The first step we should undertake in order to write a data strategy is exploration / investigation. It’s really important to fully understand your starting point before trying to define what needs to be done.
The first output from this assessment needs to be a data inventory, this helps you to identify the data you hold; the platforms in which it resides and many of the controls around the data that are already in place. An inventory may include some of the below fields:
Data Source Name | What is the name of the database table; file system directory; etc.. which uniquely identifies this datasource. |
Data Source Platform | What platform is your data stored in (MySQL, HDFS, etc..) |
Datasource Users | Is this customer facing or internal data? |
Entities Defined | What entities are described in your datasource. For example, customers, orders, transactions |
Aggregated dataset | Is the dataset aggregated, ready for reporting? |
Cleaned dataset | Is the dataset cleaned & prepared for end-user usage? |
Risk: PII | Is PII included in the dataset? What are they? |
Risk: PII Purpose | Why is this PII data required? What is the business justification? |
Risk: PII mitigation | Is the data encrypted? Hashed? |
Access Requirements | Who should have access to the data? |
Data Type | Master Data: this describes objects: employees, customers, locations, office addresses, organizations; products; etc.. Unstructured data: is data without a fixed data structure: bodies of text; social comments; images; videos; documents etc.. Transactional Data: is transactional in nature, it usually has a timestamp associated to it and describes an event: a sale; an invoice; a return or an activity (e.g. the time you entered the gym when you swipe your membership card). Metadata: describes your data. It’s data about data: report definitions; database column descriptions; config files; etc.. Hierarchical Data: is data that describes objects with a hierarchical structure. For example, a family tree or org structure. In a cellular network; you may have a hierarchical model for family plans. The children are associated to their parents account. Reference Data: is static data typically. It could include timezone data; location information etc.. For example, you may have a static list of all your retail store locations, which you could use to support ongoing analysis. |
Data Volume | Volume: how large is the dataset? |
Data Value | We need to understand how valuable this data is for the business. Does it provide us with insight to support cost saving initiatives? Does it help us drive more revenue? |
Data Quality Score (1 (low) to 10 (high)) | Undertake an assessment to determine how reliable the data we have is? How confident are we in insights derived from it? |
Known Quality Issues | What issues led to a lower score? |
Data Quality Monitoring | How is data quality monitored? |
Data Quality auditing | How is data quality audited? |
Data Variability | How quickly does the data change over time? If the format of data changes frequently, we will likely need more rigorous data quality monitoring in place. |
Datasource Metadata | Is the datasource properly described (field descriptions etc..).

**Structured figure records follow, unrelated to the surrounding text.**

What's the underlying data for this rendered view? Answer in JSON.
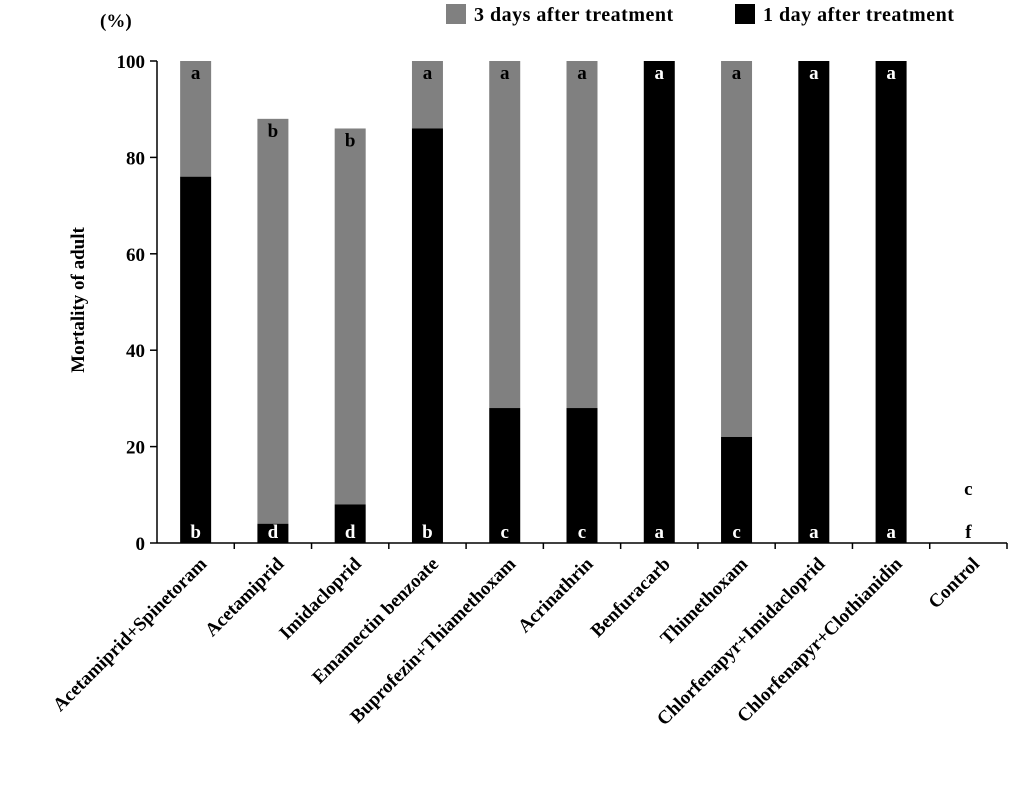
{
  "chart_data": {
    "type": "bar",
    "stacked": true,
    "unit_label": "(%)",
    "ylabel": "Mortality  of adult",
    "xlabel": "",
    "ylim": [
      0,
      100
    ],
    "yticks": [
      0,
      20,
      40,
      60,
      80,
      100
    ],
    "legend_position": "top-right",
    "categories": [
      "Acetamiprid+Spinetoram",
      "Acetamiprid",
      "Imidacloprid",
      "Emamectin benzoate",
      "Buprofezin+Thiamethoxam",
      "Acrinathrin",
      "Benfuracarb",
      "Thimethoxam",
      "Chlorfenapyr+Imidacloprid",
      "Chlorfenapyr+Clothianidin",
      "Control"
    ],
    "series": [
      {
        "name": "1 day after treatment",
        "color": "#000000",
        "values": [
          76,
          4,
          8,
          86,
          28,
          28,
          100,
          22,
          100,
          100,
          0
        ],
        "letters": [
          "b",
          "d",
          "d",
          "b",
          "c",
          "c",
          "a",
          "c",
          "a",
          "a",
          "f"
        ]
      },
      {
        "name": "3 days after treatment",
        "color": "#808080",
        "cumulative_values": [
          100,
          88,
          86,
          100,
          100,
          100,
          100,
          100,
          100,
          100,
          0
        ],
        "letters": [
          "a",
          "b",
          "b",
          "a",
          "a",
          "a",
          "a",
          "a",
          "a",
          "a",
          "c"
        ]
      }
    ]
  }
}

Link to the documentation. |
Datasource Lineage | Link to the document which describes how this data has been manipulated into its current form. |
Datasource retention period | How long is data retained for? What policy underpins this? |
Datasource owner | Who owns the datasource? |
Datasource Steward | Who has stewardship responsibilities on the data? |
Access management process | Include here how access is provisioned; how it is approved; how it is periodically reviewed |
Data re-Use policy | How is this data intended to be used? Should it be a self-serve dataset? |
An example might be:
Data Source Name | product.customers_details |
Data Source Platform | MySQL |
Datasource Users | Internal |
Entities Defined | Customers |
Aggregated dataset | No |
Cleaned dataset | No |
Risk: PII | Yes – Phone, Email, Age, Gender |
Risk: PII Purpose | Required to enhance usage of website, advertising products suitable for age & gender |
Risk: PII mitigation | Yes |
Access Requirements | Marketing (where customer has opted in) |
Data Type | Master Data |
Data Volume | 10GB |
Data Value | Drives significant revenue; reduces marketing costs through targeted marketing. |
Data Quality Score (1 (low) to 10 (high)) | 10 |
Known Quality Issues | No known issues in data quality |
Data Quality Monitoring | Data ingestion process has email and phone validation |
Data Quality auditing | No process at present |
Data Variability | The data is consistently formatted |
Datasource Metadata | Link to metadata here. |
Datasource Lineage | Link to lineage description here. |
Datasource retention period | Until account closure request by customer |
Datasource owner | Head of Marketing |
Datasource Steward | Marketing Analytics Analyst |
Access management process | Link to access management process here. |
Data re-Use policy | This dataset should not be used for purposes outside of marketing without further approval and review. |
As always, this sort of template may or may not meet your needs. It’s really driven by the organization you work in & the type of data they hold. However, hopefully it’s a good starting point!